コパノリッキー不在となって、確たる逃げ馬が不在というメンバー。内枠もあって逃げることになった
オールブラッシュのペースは、最初の3Fが36秒7で、1000m通過が62秒1というゆったりしたペース。2番手が大井の
サブノクロヒョウで、やや離れた3番手に
アウォーディーと
ミツバ。逃げるかとも思われた
ケイティブレイブはそのうしろ。向正面に入ったあたりで
サウンドトゥルーは、中央7頭の中では最後方、先頭からは10馬身ほども離れた位置からレースを進めた。
ケイティブレイブは、出遅れた
帝王賞で直線一気に差し切ったように、今回も直線での追い比べに賭けたのだろう。4コーナーで好位にとりつき、直線、測ったように差し切ったまでは正攻法の完璧な競馬。しかしそれを上回る直線での末脚を発揮したのが
サウンドトゥルーだった。
勝ちタイムが2分4秒5で、前半は前述のとおり62秒1で、後半が62秒4と、前後半がほとんど同じタイム。それを演出したのは、勝った
サウンドトゥルーで、レースの上りが37秒8のところ、
サウンドトゥルーはメンバー中最速の37秒0で前をまとめて差し切った。好位抜け出しの
ケイティブレイブですら37秒6だから、
サウンドトゥルーが直線で使った脚がいかに際立っていたかは、その数字を見てもわかる。
ちなみに
サウンドトゥルーが勝った一昨年の
東京大賞典のタイムを見ると、勝ちタイムが2分3秒0のところ、前半が61秒3、後半が61秒7と、やはり前後半のタイムがほぼ同じ。このとき逃げたのは
コパノリッキーで、直線失速して4着。レースの上りが37秒8のところ、
サウンドトゥルーの上りは36秒7で、今回と同じようにレースの上りより1秒近く速い上りをマークしていた。これこそが
サウンドトゥルーの勝ちパターンで、それはレースぶりを見てもわかるとおり。とはいえ、そういう流れになるかどうかをレース前に予想するのは難しい。
それにしても一昨年の
日本テレビ盃以降、常に一線級とのレースを続けてきて、惨敗といえるレースがほとんどない安定したレースぶりはたいしたもの。今年の
フェブラリーSでも、着順こそ8着だったが、勝った
ゴールドドリームからコンマ6秒差だった。
サウンドトゥルーの前走、
日本テレビ盃が休み明けの仕上がり途上であのレースなら、今回さらに上積みがあればということは十分に考えられた。

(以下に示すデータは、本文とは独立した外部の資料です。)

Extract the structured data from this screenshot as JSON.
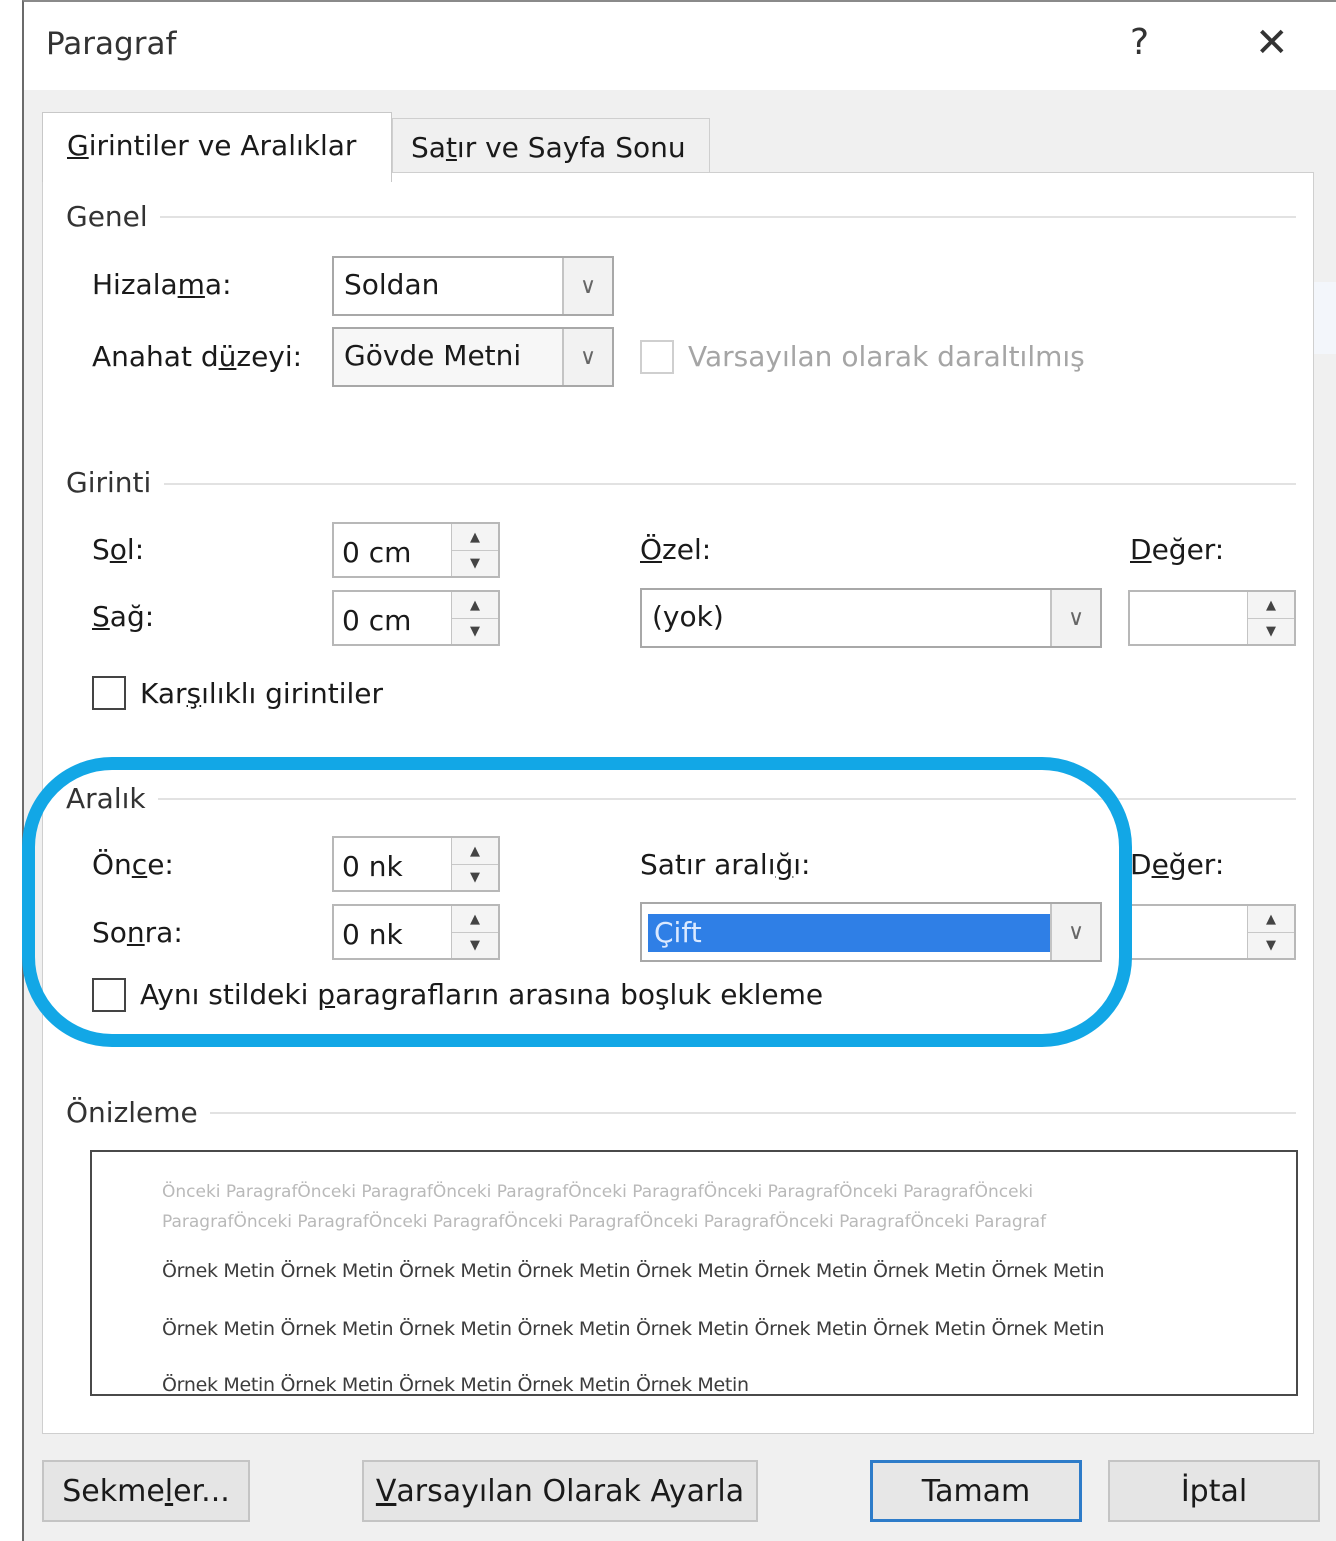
{
  "window": {
    "title": "Paragraf",
    "help_glyph": "?",
    "close_glyph": "✕"
  },
  "tabs": [
    {
      "label": "Girintiler ve Aralıklar",
      "accel": "G",
      "rest": "irintiler ve Aralıklar",
      "active": true
    },
    {
      "label": "Satır ve Sayfa Sonu",
      "pre": "Sa",
      "accel": "t",
      "rest": "ır ve Sayfa Sonu",
      "active": false
    }
  ],
  "genel": {
    "heading": "Genel",
    "hizalama": {
      "pre": "Hizala",
      "accel": "m",
      "post": "a:",
      "value": "Soldan"
    },
    "anahat": {
      "pre": "Anahat d",
      "accel": "ü",
      "post": "zeyi:",
      "value": "Gövde Metni"
    },
    "collapsed_checkbox": {
      "label": "Varsayılan olarak daraltılmış",
      "checked": false,
      "enabled": false
    }
  },
  "girinti": {
    "heading": "Girinti",
    "sol": {
      "pre": "S",
      "accel": "o",
      "post": "l:",
      "value": "0 cm"
    },
    "sag": {
      "pre": "",
      "accel": "S",
      "post": "ağ:",
      "value": "0 cm"
    },
    "ozel": {
      "pre": "",
      "accel": "Ö",
      "post": "zel:",
      "value": "(yok)"
    },
    "deger": {
      "pre": "",
      "accel": "D",
      "post": "eğer:",
      "value": ""
    },
    "mirror_checkbox": {
      "pre": "Kar",
      "accel": "ş",
      "post": "ılıklı girintiler",
      "checked": false
    }
  },
  "aralik": {
    "heading": "Aralık",
    "once": {
      "pre": "Ön",
      "accel": "c",
      "post": "e:",
      "value": "0 nk"
    },
    "sonra": {
      "pre": "So",
      "accel": "n",
      "post": "ra:",
      "value": "0 nk"
    },
    "satir_araligi": {
      "pre": "Satır aralı",
      "accel": "ğ",
      "post": "ı:",
      "value": "Çift"
    },
    "deger": {
      "pre": "D",
      "accel": "e",
      "post": "ğer:",
      "value": ""
    },
    "no_space_checkbox": {
      "pre": "Aynı stildeki ",
      "accel": "p",
      "post": "aragrafların arasına boşluk ekleme",
      "checked": false
    }
  },
  "onizleme": {
    "heading": "Önizleme",
    "previous_lines": [
      "Önceki ParagrafÖnceki ParagrafÖnceki ParagrafÖnceki ParagrafÖnceki ParagrafÖnceki ParagrafÖnceki",
      "ParagrafÖnceki ParagrafÖnceki ParagrafÖnceki ParagrafÖnceki ParagrafÖnceki ParagrafÖnceki Paragraf"
    ],
    "sample_lines": [
      "Örnek Metin Örnek Metin Örnek Metin Örnek Metin Örnek Metin Örnek Metin Örnek Metin Örnek Metin",
      "Örnek Metin Örnek Metin Örnek Metin Örnek Metin Örnek Metin Örnek Metin Örnek Metin Örnek Metin",
      "Örnek Metin Örnek Metin Örnek Metin Örnek Metin Örnek Metin"
    ]
  },
  "buttons": {
    "sekmeler": {
      "pre": "Sekme",
      "accel": "l",
      "post": "er..."
    },
    "varsayilan": {
      "pre": "",
      "accel": "V",
      "post": "arsayılan Olarak Ayarla"
    },
    "tamam": "Tamam",
    "iptal": "İptal"
  },
  "colors": {
    "highlight_ring": "#12a7e6",
    "selection": "#2f7fe6",
    "default_button_border": "#2e7cc9"
  }
}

大野拓弥騎手のレース後の話にもあったように、寒くなるこれからの時期に調子を上げてくるとのことだ。
ミツバが好位追走から強気に攻めて接戦の3着に粘った一方で、
アウォーディーは直線失速して4着。休み明けのぶんはあっただろうが、昨年の
JBCクラシック以降勝ち星がなく、連戦連勝のときのような勢いがないのは気になるところ。
2番人気に期待された
アポロケンタッキーだが、中団を追走して向正面から追い通し。まったくレースに参加できなかったのは状態に問題があったということか。
GI/JpnI馬5頭といっても、ここまで
サウンドトゥルーが2勝で、それ以外の4頭は1勝のみ。着差はわずかだったが、差し切ってのゴール前は余裕があり、うまく流れに乗って格の違いを見せた。